Explanation Behind How the Human Brain Reacts to New Knowledge

by Rukmani Krishna on  January 12, 2013 at 11:13 PM General Health News   - G J E 4
A study has found that the channel protein Pannexin1 keeps nerve cells flexible and thus the brain receptive for new knowledge.
 Explanation Behind How the Human Brain Reacts to New Knowledge
Explanation Behind How the Human Brain Reacts to New Knowledge

In the study by researchers at the Ruhr-Universitat Bochum led by the junior professor Dr. Nora Prochnow from the Department of Molecular Brain Research, mice comprising no Pannexin1 in memory-related brain structures displayed symptoms similar to autism.

Their nerve cells lacked synaptic plasticity, i.e. the ability to form new synaptic contacts or give up old contacts based on the level of usage.

Pannexins traverse the cell membrane of vertebrate animals and form large pored channels. They are permeable for certain signalling molecules, such as the energy storage molecule ATP (adenosine triphosphate).

The best known representative is Pannexin1, which occurs in abundance in the brain and spinal cord and among others in the hippocampus - a brain structure that is critical for long-term memory.

Malfunctions of the pannexins play a role in the development of epilepsy and strokes.

The research team studied mice in which the gene for Pannexin1 was lacking.

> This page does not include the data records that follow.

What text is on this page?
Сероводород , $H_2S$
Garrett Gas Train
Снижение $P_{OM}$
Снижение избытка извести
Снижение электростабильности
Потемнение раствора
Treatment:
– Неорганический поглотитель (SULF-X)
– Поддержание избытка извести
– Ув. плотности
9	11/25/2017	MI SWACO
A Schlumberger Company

Using cell recordings carried out on isolated brain sections, they analysed the long-term potentiation in the hippocampus.

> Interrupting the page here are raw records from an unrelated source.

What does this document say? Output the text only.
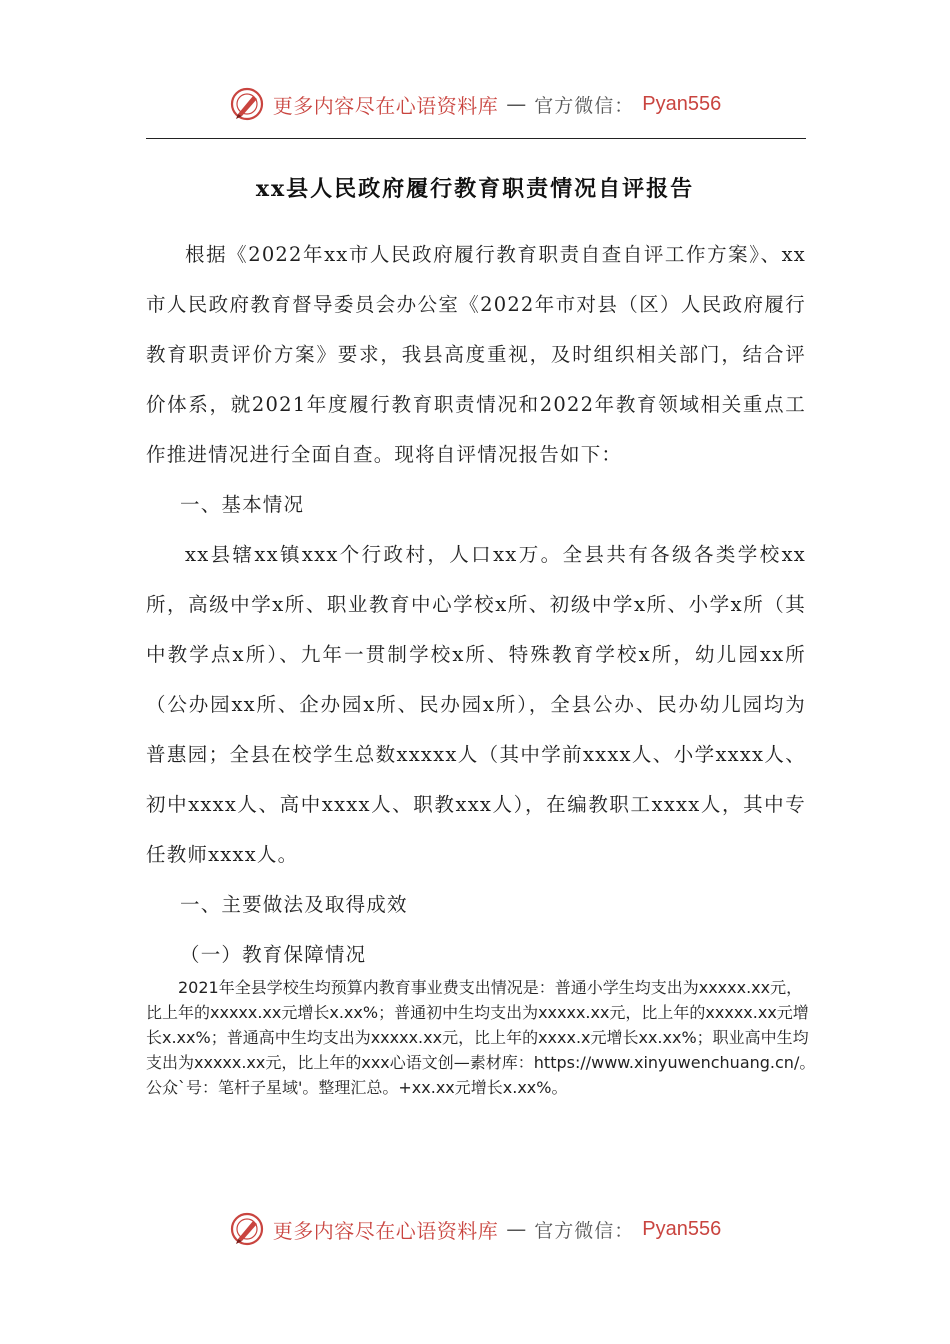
更多内容尽在心语资料库 — 官方微信： Pyan556
xx县人民政府履行教育职责情况自评报告

根据《2022年xx市人民政府履行教育职责自查自评工作方案》、xx市人民政府教育督导委员会办公室《2022年市对县（区）人民政府履行教育职责评价方案》要求，我县高度重视，及时组织相关部门，结合评价体系，就2021年度履行教育职责情况和2022年教育领域相关重点工作推进情况进行全面自查。现将自评情况报告如下：

一、基本情况

xx县辖xx镇xxx个行政村，人口xx万。全县共有各级各类学校xx所，高级中学x所、职业教育中心学校x所、初级中学x所、小学x所（其中教学点x所）、九年一贯制学校x所、特殊教育学校x所，幼儿园xx所（公办园xx所、企办园x所、民办园x所），全县公办、民办幼儿园均为普惠园；全县在校学生总数xxxxx人（其中学前xxxx人、小学xxxx人、初中xxxx人、高中xxxx人、职教xxx人），在编教职工xxxx人，其中专任教师xxxx人。

一、主要做法及取得成效

（一）教育保障情况

2021年全县学校生均预算内教育事业费支出情况是：普通小学生均支出为xxxxx.xx元，比上年的xxxxx.xx元增长x.xx%；普通初中生均支出为xxxxx.xx元，比上年的xxxxx.xx元增长x.xx%；普通高中生均支出为xxxxx.xx元，比上年的xxxx.x元增长xx.xx%；职业高中生均支出为xxxxx.xx元，比上年的xxx心语文创—素材库：https://www.xinyuwenchuang.cn/。公众`号：笔杆子星域'。整理汇总。+xx.xx元增长x.xx%。

更多内容尽在心语资料库 — 官方微信： Pyan556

Long-term potentiation usually occurs when new memory content is built - the contacts between nerve cells are strengthened; they communicate more effectively with each other.

In mice without Pannexin1, the long-term potentiation occurred earlier and was more prolonged than in mice with Pannexin1.

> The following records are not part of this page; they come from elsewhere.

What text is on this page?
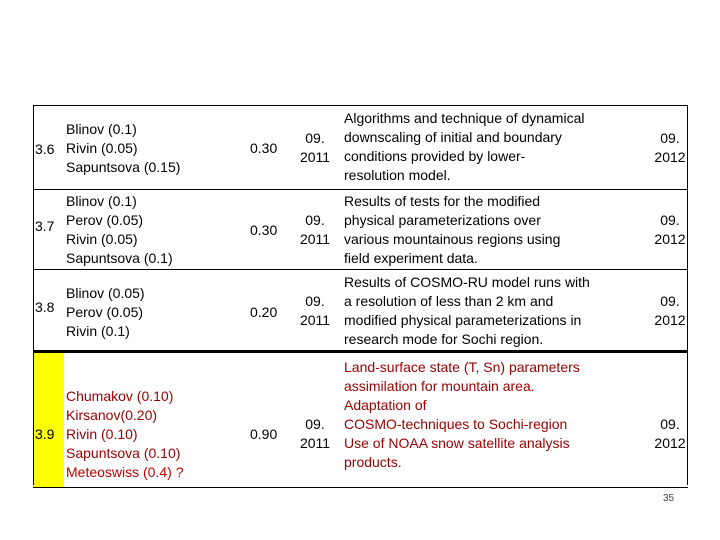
3.6
Blinov (0.1)
Rivin (0.05)
Sapuntsova (0.15)
0.30
09.
2011
Algorithms and technique of dynamical
downscaling of initial and boundary
conditions provided by lower-
resolution model.
09.
2012
3.7
Blinov (0.1)
Perov (0.05)
Rivin (0.05)
Sapuntsova (0.1)
0.30
09.
2011
Results of tests for the modified
physical parameterizations over
various mountainous regions using
field experiment data.
09.
2012
3.8
Blinov (0.05)
Perov (0.05)
Rivin (0.1)
0.20
09.
2011
Results of COSMO-RU model runs with
a resolution of less than 2 km and
modified physical parameterizations in
research mode for Sochi region.
09.
2012
3.9
Chumakov (0.10)
Kirsanov(0.20)
Rivin (0.10)
Sapuntsova (0.10)
Meteoswiss (0.4) ?
0.90
09.
2011
Land-surface state (T, Sn) parameters
assimilation for mountain area.
Adaptation of
COSMO-techniques to Sochi-region
Use of NOAA snow satellite analysis
products.
09.
2012
35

"It looks at first glance like a gain in long-term memory", Prochnow said.

"But precise analysis shows that there was no more scope for upward development," Prochnow added.

Due to the lack of Pannexin1, the cell communication in general was increased to such an extent that a further increase through the learning of new knowledge was no longer possible. The synaptic plasticity was thus extremely restricted.

"The plasticity is essential for learning processes in the brain", Prochnow said.

"It helps you to organise, keep or even to forget contents in a positive sense, to gain room for new inputs," she said.

The findings are published in the journal in PLoS ONE.